Your formula is ambiguous. This is what it looks like to me.
$$T = \left(\sqrt{\frac{m}{k}}\right)^{\frac{1}{2\pi}$$

But that doesn't look like anything I've seen.

 

[TyErd]

oh sorry there's no sqrt, my bad its suppose to be m/k^1/2pi

 

[Mark44]

And is the exponent 1/(2pi) or (1/2)pi? IOW, is pi in the numerator or the denominator?

 

[TyErd]

denominator it is 1/(2pi), like the formula you wrote without the sqrt sign.

 

[Mark44]

$$T = \left(\frac{m}{k}\right)^{\frac{1}{2\pi}$$
If it's this one, raise each side to the power 2pi, then take the reciprocal of both sides.
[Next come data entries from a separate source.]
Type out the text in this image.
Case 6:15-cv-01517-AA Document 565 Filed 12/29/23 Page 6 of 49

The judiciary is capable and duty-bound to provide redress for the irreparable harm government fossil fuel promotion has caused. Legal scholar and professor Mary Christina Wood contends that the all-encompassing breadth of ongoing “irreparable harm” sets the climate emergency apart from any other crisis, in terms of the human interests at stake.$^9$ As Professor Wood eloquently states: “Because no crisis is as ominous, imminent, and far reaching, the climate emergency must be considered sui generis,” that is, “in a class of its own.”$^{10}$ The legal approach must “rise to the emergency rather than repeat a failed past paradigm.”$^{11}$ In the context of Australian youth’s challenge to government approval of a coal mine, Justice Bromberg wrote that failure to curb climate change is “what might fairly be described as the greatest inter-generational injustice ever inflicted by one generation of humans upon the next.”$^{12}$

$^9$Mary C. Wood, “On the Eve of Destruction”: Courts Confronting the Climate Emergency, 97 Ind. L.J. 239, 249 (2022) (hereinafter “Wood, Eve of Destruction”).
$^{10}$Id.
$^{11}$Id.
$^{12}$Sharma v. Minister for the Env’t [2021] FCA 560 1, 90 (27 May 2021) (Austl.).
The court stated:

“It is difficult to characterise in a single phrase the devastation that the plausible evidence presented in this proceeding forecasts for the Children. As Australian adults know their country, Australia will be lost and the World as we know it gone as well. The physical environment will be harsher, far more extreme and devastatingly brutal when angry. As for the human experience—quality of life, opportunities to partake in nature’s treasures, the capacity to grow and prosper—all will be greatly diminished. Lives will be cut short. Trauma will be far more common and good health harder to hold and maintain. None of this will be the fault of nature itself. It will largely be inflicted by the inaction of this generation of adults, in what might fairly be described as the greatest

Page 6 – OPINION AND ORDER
That should get you close to being able to solve for k.

 

[TyErd]

so it is k=m/(T^2pi)?

 

[Mark44]

so it is k=m/(T^2pi)?

Right

 

[gabbagabbahey]

oh sorry there's no sqrt, my bad its suppose to be m/k^1/2pi

Is this equation supposed to represent the period of oscillation of a Harmonic oscillator with spring constant $k$ and mass $m$? If so, it is incorrect.

The actual period is $$T=\frac{1}{2\pi}\sqrt{\frac{m}{k}}$$, which is quite different from the formula you've written.